The table has been turned for me from a care receiver to a care giver. I spent the night beside my mom at the medical centre after her surgery. She was there for me and I reciprocated it. My mother is really progressing well and is in high spirit. Thank god for that. Well now we have become the family of lopsided females. Ha!...Ha!...Ha…!

They say life is a balance of sorrow and happiness. In the midst of this turbulence, my brother was blessed with a second baby boy, 2 days after my mother’s surgery. The new born baby… a symbol of life, joy, hope and renewed strength!

Tuesday, December 05, 2006

Family History of Breast Cancer

I had no history of breast cancer in my family and now that I survived breast cancer, I have started the family history.

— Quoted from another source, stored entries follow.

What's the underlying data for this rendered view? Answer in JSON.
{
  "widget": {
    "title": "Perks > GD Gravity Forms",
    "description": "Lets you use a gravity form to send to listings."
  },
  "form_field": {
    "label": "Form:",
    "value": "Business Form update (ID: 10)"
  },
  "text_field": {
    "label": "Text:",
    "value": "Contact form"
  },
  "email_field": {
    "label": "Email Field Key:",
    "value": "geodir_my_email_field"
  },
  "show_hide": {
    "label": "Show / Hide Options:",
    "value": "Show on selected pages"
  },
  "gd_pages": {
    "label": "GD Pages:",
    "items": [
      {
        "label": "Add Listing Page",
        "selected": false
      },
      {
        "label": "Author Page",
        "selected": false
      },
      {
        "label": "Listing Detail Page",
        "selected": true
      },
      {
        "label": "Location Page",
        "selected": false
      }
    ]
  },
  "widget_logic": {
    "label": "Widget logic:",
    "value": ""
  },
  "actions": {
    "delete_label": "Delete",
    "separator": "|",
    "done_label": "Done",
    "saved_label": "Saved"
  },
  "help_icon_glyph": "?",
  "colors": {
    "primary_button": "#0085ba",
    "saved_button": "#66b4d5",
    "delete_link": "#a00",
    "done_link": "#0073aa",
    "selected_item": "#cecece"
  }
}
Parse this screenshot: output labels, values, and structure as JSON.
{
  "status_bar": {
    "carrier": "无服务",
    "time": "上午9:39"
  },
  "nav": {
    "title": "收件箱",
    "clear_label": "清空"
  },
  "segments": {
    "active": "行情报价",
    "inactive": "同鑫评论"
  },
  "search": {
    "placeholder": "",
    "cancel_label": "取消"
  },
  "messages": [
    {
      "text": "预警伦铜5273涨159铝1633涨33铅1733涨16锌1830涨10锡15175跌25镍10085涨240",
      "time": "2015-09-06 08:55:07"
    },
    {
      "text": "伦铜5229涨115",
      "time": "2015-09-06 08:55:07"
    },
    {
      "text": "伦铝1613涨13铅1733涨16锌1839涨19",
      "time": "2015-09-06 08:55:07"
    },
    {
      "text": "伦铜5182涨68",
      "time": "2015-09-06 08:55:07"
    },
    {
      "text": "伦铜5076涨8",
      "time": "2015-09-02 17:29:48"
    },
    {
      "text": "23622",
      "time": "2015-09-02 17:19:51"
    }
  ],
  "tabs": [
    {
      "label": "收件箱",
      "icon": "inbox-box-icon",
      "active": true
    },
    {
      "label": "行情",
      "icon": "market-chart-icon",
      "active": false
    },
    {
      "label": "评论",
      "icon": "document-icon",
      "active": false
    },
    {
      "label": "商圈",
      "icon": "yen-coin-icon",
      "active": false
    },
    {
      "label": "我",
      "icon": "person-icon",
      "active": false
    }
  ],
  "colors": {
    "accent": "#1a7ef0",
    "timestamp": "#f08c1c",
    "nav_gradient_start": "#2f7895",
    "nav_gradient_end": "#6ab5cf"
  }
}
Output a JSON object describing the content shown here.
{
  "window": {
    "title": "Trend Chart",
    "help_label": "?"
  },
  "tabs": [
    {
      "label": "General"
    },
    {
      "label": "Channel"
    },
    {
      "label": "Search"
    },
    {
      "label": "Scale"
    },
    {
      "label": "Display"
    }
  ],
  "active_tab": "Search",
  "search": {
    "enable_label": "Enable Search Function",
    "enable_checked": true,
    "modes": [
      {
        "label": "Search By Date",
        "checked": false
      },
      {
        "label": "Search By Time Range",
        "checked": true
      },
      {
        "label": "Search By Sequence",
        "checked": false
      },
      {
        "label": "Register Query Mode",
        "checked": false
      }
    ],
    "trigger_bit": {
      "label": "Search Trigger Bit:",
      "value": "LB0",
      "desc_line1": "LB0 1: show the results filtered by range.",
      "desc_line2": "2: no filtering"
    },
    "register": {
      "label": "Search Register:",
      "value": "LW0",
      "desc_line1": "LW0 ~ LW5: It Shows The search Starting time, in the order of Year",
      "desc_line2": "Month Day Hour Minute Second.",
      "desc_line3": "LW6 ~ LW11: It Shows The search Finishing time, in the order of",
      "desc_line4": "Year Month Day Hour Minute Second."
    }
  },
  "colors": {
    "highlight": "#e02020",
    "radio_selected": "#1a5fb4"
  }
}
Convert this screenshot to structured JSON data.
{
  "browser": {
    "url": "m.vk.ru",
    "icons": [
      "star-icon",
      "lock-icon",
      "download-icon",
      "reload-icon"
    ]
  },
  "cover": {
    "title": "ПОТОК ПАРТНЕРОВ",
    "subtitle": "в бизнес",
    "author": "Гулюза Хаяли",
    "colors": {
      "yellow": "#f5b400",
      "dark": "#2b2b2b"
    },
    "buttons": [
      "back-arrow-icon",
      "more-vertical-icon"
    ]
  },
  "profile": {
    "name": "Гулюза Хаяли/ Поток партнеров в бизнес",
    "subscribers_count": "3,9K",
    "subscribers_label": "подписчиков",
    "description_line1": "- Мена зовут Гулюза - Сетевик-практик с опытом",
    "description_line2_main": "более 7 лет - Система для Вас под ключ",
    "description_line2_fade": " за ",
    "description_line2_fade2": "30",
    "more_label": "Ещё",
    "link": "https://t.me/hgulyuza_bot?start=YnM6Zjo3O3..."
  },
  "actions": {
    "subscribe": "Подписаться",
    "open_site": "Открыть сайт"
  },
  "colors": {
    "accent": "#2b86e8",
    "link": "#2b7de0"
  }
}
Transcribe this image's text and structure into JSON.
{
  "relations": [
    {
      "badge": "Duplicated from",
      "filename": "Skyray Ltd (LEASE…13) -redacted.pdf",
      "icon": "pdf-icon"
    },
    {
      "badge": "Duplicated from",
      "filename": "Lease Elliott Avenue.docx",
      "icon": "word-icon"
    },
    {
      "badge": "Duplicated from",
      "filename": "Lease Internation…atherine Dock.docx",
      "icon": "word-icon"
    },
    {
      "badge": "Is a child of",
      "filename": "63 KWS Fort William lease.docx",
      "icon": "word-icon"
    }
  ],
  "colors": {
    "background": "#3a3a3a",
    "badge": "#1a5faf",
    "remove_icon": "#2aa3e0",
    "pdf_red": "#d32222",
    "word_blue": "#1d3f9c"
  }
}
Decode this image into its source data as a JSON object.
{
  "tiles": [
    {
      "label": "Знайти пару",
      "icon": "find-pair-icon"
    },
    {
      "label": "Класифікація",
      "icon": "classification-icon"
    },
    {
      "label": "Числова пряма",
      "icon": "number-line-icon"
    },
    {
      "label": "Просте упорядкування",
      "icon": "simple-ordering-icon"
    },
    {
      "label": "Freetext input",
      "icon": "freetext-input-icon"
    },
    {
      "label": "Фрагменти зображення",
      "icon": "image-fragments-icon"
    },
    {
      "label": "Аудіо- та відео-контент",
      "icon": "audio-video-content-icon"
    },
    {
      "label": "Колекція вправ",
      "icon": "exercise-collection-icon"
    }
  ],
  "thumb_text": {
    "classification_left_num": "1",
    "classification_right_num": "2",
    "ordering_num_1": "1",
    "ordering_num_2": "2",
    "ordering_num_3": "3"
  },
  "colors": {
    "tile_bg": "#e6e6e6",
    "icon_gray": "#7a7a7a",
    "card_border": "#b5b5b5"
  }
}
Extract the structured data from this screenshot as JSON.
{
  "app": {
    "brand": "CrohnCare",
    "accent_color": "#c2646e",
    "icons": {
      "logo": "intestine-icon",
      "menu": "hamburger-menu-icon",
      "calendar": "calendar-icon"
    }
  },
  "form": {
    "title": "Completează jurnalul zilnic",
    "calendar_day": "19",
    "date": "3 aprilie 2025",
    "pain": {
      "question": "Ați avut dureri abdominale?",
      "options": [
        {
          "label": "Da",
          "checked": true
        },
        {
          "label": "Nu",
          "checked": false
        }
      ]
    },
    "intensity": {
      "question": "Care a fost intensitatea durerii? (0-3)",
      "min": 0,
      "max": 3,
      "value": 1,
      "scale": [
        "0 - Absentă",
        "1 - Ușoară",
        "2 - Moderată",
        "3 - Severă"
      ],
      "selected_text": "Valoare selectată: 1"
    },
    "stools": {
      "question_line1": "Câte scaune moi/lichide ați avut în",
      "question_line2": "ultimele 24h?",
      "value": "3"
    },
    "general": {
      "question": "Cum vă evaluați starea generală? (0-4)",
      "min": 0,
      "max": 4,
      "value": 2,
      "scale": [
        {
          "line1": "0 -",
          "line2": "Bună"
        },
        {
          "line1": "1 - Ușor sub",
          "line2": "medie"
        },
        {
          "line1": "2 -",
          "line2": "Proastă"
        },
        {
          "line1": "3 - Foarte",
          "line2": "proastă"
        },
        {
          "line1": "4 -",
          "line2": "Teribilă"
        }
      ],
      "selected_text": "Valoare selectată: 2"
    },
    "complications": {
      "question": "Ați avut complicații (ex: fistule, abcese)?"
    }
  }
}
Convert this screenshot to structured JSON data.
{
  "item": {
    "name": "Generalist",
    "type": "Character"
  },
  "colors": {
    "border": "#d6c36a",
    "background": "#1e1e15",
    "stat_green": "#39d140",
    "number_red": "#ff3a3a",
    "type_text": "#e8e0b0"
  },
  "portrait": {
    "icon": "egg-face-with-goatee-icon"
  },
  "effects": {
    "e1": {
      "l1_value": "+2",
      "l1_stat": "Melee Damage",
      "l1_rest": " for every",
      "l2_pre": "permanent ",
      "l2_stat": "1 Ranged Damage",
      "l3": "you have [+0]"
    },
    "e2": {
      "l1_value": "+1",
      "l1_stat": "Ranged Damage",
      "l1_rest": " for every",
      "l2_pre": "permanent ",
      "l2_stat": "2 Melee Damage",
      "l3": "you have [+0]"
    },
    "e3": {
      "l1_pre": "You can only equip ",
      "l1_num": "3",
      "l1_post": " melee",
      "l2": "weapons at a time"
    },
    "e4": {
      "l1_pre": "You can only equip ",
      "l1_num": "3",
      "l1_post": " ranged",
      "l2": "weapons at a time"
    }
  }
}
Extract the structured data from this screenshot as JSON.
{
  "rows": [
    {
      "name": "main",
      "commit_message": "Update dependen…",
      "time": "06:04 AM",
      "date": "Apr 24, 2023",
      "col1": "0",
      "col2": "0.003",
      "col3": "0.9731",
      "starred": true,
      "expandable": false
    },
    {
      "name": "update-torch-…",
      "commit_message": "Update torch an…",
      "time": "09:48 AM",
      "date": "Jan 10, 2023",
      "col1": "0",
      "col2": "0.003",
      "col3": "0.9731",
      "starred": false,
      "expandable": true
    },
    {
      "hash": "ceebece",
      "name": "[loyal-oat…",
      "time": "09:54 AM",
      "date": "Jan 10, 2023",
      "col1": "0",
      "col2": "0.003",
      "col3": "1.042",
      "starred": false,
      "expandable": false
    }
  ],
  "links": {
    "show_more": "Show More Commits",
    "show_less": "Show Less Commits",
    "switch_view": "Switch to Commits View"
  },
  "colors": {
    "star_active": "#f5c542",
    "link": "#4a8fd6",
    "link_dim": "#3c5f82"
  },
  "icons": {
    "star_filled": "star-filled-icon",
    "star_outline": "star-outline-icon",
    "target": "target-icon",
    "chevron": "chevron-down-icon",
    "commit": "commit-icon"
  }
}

Ha!...Ha! In away, it has increased the risk for my family members developing breast cancer so more my first degree and my second degree relatives. My first degree relative will only be my mother and my second degree relatives who be my grandmother, aunties, cousins and nieces.

I came across this on What are the Risk Factors for Breast Cancer posted by American Cancer Societyhttp://www.cancer.org/ which states “Breast cancer risk is higher among women whose close blood relatives have this disease….. Having 1 first-degree relative (mother, sister, or daughter) with breast cancer approximately doubles a woman's risk”.

I must strongly advocate breast cancer examination among my relatives and to the older family members mammography.